Dir-se-á que, aqui, não se cuida somente disso, mas sim, de uma Lei Orgânica do Tribunal de Contas do Estado. Neste ponto, dada mesmo à independência funcional ínsita no Tribunal de Contas, é que se lhe há de reconhecer iniciativa do processo legislativo, pois que se cuida de lei que regula seu funcionamento, como órgão e órgão autônomo: Lei Orgânica.
À independência funcional, ínsita no Tribunal de Contas, deve corresponder um certo grau de autonomia, isto é, de normatividade própria. O voto, acima citado, do eminente Ministro MOREIRA ALVES, aliás, emprega a expressão “autonomia ínsita”, e não, “independência ínsita”. (…)
Ora, autonomia não consiste somente em ter uma normatividade própria, mas em produzir suas normas (…) implica (…) produção legislativa própria (…)
A autonomia do Tribunal de Contas, autonomia que não pode faltar ao deste Estado, exige que ele tenha iniciativa para desencadear o processo legislativo de sua Lei Orgânica (…)”. Da ementa do v. Acórdão destaca-se: “O Tribunal de Contas do Estado usou de competência ínsita em sua autonomia para iniciar o processo legislativo de sua Lei Orgânica”. (vide v. Acórdão de 3 de maio de 1995, nos autos da Ação Direta de Inconstitucionalidade nº 19.356-0/8 da Comarca de São Paulo.
No Brasil, os Tribunais gozam da mesma autonomia administrativa assegurada aos Tribunais Judiciários, podendo encaminhar projetos de lei sobre pessoal, administrando seus recursos e serviços, bem como provendo os cargos de seus funcionários (C.F., art. 73).
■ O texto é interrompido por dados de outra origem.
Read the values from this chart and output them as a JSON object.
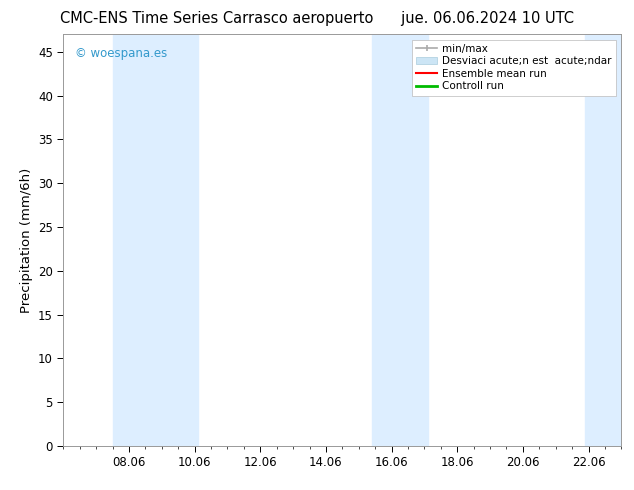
{
  "title_left": "CMC-ENS Time Series Carrasco aeropuerto",
  "title_right": "jue. 06.06.2024 10 UTC",
  "xlabel": "",
  "ylabel": "Precipitation (mm/6h)",
  "ylim": [
    0,
    47
  ],
  "yticks": [
    0,
    5,
    10,
    15,
    20,
    25,
    30,
    35,
    40,
    45
  ],
  "xtick_labels": [
    "08.06",
    "10.06",
    "12.06",
    "14.06",
    "16.06",
    "18.06",
    "20.06",
    "22.06"
  ],
  "xtick_positions": [
    8,
    10,
    12,
    14,
    16,
    18,
    20,
    22
  ],
  "xlim": [
    6.0,
    23.0
  ],
  "shaded_bands": [
    {
      "x_start": 7.5,
      "x_end": 10.1,
      "color": "#ddeeff"
    },
    {
      "x_start": 15.4,
      "x_end": 17.1,
      "color": "#ddeeff"
    },
    {
      "x_start": 21.9,
      "x_end": 23.0,
      "color": "#ddeeff"
    }
  ],
  "watermark": "© woespana.es",
  "watermark_color": "#3399cc",
  "background_color": "#ffffff",
  "title_fontsize": 10.5,
  "tick_fontsize": 8.5,
  "ylabel_fontsize": 9.5,
  "legend_fontsize": 7.5
}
Ademais, também compete aos Tribunais fixar seus roteiros de fiscalização, sua abrangência e os meios pelos quais promoverá o controle (C.F., art. 71) e, da mesma forma que o órgão de controle norte-americano, realizará auditorias solicitadas pelo Congresso Nacional (C.F., art. 71, IV).
(*) Fragmento do livro “O Controle Externo da Administração Pública”, de Antonio Roque Citadini, Editora Max Limonad Ltda, p. 78-80, 1ª ed., 1995, São Paulo.
REVISTA DO TCE/PI, ANO XXIII, Nº 05, JANEIRO/97, P. 27-29.